A. I cannot resist cheating, so I snuck in six books rather than five (or even more, if you count the trilogy as three separate books).

B. A lot of my favourites are older than the 1970s, so I will probably create another one for the 1920-1960 period.

21 thoughts on “Five Books, Five Decades (1970-2010)”

  1. Love this idea – I may steal it 😂. I will check out some of these books, as most of them I have not heard of before!

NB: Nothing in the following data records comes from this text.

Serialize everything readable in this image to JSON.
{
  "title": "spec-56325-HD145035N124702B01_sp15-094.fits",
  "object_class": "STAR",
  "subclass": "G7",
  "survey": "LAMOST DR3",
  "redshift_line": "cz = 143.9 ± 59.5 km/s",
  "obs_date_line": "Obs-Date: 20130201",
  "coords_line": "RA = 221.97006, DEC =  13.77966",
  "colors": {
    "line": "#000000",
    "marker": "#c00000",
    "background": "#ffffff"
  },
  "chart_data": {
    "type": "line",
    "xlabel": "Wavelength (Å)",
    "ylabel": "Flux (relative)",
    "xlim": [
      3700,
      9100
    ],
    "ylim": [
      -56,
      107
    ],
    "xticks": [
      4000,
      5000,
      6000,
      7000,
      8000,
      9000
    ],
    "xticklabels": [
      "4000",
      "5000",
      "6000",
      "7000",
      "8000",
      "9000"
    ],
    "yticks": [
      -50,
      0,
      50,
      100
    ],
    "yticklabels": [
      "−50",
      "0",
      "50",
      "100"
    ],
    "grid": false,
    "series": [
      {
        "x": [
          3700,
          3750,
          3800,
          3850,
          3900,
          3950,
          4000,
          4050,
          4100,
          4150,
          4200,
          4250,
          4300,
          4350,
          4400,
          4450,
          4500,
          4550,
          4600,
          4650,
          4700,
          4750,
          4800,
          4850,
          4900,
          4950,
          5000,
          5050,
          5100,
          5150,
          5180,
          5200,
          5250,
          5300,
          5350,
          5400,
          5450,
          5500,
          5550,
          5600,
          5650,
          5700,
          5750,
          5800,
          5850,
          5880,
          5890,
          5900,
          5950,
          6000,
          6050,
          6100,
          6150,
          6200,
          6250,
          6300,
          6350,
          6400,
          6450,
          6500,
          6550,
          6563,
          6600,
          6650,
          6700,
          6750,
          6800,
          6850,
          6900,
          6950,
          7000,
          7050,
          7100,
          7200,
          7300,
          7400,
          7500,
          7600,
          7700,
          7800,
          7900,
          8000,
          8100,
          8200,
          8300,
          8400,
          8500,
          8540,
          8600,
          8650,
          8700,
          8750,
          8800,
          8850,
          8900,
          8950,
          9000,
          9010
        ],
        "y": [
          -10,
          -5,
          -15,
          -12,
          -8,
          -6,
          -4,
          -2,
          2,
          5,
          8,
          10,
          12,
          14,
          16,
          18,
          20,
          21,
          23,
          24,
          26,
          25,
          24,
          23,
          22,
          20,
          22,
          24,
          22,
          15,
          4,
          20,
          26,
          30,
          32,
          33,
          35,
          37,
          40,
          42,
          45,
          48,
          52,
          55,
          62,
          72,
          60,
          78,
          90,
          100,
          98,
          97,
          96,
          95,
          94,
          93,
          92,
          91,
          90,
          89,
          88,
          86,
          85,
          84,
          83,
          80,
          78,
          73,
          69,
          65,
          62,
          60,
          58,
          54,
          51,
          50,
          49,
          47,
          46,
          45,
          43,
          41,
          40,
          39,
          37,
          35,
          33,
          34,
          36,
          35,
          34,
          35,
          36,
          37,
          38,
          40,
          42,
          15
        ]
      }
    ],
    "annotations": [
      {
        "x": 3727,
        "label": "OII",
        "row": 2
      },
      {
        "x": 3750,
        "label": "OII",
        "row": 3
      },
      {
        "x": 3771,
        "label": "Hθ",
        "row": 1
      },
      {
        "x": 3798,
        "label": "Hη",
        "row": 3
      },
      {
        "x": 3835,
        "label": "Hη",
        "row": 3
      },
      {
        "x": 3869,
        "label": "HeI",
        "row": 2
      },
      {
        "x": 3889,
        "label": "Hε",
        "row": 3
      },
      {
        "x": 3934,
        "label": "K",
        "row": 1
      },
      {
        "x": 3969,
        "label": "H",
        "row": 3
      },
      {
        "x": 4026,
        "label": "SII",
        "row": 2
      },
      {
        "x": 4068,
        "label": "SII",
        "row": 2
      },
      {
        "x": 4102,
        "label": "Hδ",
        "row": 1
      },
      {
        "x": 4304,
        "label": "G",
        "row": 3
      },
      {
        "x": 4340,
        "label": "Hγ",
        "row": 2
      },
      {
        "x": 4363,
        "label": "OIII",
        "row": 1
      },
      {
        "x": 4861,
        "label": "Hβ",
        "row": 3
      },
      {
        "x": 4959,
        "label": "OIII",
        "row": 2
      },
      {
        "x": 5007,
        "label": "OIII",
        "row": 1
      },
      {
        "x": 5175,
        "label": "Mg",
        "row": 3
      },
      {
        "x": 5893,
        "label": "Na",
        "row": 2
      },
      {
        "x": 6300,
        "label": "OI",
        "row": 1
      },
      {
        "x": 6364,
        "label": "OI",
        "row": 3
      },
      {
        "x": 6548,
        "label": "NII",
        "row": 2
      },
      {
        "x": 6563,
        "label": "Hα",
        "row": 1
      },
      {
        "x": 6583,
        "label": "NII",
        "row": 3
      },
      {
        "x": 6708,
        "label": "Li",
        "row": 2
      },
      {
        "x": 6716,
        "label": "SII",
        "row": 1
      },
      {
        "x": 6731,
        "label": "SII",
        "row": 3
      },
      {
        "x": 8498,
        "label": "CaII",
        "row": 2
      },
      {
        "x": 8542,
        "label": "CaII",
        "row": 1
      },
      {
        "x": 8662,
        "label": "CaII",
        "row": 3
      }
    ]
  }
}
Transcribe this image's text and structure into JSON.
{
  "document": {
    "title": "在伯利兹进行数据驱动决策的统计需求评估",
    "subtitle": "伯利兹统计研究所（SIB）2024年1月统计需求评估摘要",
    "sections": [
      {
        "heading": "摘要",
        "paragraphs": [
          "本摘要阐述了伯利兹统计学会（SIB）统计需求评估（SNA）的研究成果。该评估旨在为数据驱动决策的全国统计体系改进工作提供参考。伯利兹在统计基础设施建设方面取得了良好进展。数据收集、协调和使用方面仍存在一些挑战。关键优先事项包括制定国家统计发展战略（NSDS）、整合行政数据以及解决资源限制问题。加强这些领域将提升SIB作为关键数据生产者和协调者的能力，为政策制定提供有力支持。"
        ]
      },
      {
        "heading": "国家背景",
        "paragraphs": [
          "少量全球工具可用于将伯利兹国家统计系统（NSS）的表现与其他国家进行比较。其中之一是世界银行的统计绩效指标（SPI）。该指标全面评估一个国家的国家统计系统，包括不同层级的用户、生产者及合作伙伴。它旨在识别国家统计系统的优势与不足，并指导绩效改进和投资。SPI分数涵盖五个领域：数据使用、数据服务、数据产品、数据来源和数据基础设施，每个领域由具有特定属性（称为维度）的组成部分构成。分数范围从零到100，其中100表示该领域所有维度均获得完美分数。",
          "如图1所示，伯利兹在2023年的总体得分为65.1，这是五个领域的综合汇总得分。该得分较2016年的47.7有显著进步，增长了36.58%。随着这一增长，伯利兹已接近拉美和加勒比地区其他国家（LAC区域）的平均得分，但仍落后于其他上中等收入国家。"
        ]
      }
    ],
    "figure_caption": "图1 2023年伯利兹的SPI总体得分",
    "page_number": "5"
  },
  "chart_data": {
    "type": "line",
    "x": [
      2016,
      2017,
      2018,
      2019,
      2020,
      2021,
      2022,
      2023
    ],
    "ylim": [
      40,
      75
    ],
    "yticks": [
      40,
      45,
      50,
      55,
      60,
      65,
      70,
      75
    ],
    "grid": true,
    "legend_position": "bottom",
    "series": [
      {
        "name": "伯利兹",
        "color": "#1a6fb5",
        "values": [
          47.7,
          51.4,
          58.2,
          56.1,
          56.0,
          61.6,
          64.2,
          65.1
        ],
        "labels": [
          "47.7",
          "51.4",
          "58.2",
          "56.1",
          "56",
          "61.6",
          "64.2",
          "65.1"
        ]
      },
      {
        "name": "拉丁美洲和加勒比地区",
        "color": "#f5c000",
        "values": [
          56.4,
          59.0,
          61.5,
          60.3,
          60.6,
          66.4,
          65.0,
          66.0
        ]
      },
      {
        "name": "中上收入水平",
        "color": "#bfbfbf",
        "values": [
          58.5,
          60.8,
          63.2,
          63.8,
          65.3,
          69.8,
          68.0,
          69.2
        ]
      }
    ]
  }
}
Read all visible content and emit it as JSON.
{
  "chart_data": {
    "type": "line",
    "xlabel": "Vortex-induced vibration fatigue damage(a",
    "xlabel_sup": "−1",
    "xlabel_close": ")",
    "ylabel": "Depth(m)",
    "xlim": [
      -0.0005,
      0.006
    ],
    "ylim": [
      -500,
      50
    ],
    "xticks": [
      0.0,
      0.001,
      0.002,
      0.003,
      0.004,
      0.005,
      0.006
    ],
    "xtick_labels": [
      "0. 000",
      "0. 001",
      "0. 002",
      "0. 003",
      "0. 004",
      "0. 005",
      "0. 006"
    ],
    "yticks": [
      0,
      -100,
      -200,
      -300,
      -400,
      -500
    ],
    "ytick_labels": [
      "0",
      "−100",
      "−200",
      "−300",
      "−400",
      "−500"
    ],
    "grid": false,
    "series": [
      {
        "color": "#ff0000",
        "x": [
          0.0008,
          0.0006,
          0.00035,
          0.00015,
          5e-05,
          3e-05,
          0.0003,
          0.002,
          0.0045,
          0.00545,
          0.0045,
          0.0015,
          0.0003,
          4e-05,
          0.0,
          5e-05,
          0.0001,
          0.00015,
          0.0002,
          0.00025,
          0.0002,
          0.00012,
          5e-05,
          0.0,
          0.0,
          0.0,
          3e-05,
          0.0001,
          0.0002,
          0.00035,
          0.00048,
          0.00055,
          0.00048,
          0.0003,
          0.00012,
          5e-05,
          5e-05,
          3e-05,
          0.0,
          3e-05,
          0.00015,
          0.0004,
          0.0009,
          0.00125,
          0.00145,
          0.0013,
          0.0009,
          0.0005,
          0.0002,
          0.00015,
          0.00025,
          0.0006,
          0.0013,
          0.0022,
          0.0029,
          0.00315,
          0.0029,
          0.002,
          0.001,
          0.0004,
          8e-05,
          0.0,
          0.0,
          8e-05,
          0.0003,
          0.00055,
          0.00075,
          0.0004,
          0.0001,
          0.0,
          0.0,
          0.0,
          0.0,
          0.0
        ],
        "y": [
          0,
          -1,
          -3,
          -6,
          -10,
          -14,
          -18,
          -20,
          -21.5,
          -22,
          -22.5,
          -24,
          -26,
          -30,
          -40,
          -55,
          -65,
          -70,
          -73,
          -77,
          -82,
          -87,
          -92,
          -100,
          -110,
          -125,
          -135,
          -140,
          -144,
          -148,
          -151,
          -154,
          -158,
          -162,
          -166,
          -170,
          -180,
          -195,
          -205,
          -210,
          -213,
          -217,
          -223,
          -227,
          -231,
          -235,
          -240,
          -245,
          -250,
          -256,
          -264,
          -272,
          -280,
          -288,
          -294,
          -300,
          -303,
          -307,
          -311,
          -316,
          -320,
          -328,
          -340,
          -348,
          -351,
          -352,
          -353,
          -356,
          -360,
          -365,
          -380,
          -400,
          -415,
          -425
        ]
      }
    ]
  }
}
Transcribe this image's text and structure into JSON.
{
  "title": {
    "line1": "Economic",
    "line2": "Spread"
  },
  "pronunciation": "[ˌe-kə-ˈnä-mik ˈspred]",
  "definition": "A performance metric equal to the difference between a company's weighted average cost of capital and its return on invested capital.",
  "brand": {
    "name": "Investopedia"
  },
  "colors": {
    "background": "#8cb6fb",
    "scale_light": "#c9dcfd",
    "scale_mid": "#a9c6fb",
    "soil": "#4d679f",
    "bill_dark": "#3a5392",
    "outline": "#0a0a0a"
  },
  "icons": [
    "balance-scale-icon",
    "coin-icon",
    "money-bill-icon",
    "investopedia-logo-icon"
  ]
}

    1. That”s music to any booklover’s ears of course, the idea that I might have tempted you to check out any of these books. Of course, I’m not claiming that they are the best of each decade, but simply the ones that came most readily to mind. And please do steal the idea, would love to see what you come up with!

  2. This is a nicely varied bunch of books! I was impressed by the Erpenback although preferred The End of Days. Coincidentally, I’m about to post the latest in a series of Five Books… I do every so often. It’s an enjoyable feature to put together, isn’t it.

    1. Still haven’t read End of Days by Erpenbeck, so I’ve got that to look forward to. The problem is I want to read her in German, so that is a bit expensive to get books bought and shipped over from Germany. I do have her Visitation on my shelf.

  3. Marvellous. I’m ashamed not to have read a single one, nor even heard of all of them. I might steal this idea too – though getting my books into date order might be the first problem!

    1. I had to search long and hard on my bookshelves, because many of the books that I thought dated from the 1970s or 80s were in fact from the 1960s or even earlier…

  4. What have you started? We’re all going to be stealing this idea and adapting it for our own purposes, but it’s on your shoulders that you’ve turned us all into kleptomaniacs! I might take a cue from Shakespeare and call mine Seven Ages, a title for each decade…

  5. Yes, yes, yes to everything you’ve said about The Unbearable Lightness… I found my way to it via the Daniel Day-Lewis film (like many others, I had a huge crush on him at the time), and it was the gateway drug to Kundera’s writing for me. Definitely a ‘landmark’ book for me too!

    1. Not naming any names, but a friend of mine and I wore out our VHS tape of The Last Mohican (a film I don’t even like all that much) for a particular scene where DDL tosses his hair back!!! And you’ve reminded me that I want to rewatch In the Name of the Father, which will probably feel quite different now that I’m living in the UK.

  6. This is such a good idea, Marina Sofia! I love it! And I really like the way you also provide some background on each of the decades you mention. I like your choices, too (must re-read the Izzo trilogy). Now you’ve got me thinking of what my choices might be….

    1. Well, Gordon has very kindly invited me to his blog to have another go, so I can mention a whole set of five other books, while refering to the ones here as well!!! So that’s 10 books (still not enough, but a bit better)

  7. I’ve been fascinated by Gordon’s project and in awe that his guests could come up with just one book per decade. If I get around to doing this I will likely choose the 19th century but deciding which decade comes first is going to be so hard….

    You’ve answered something that has been bugging me for ages. A blogger (no longer active sadly) told me years ago about a crime series set in Marseille but I lost the name of the author – seeing it mentioned by you today has been such a relief.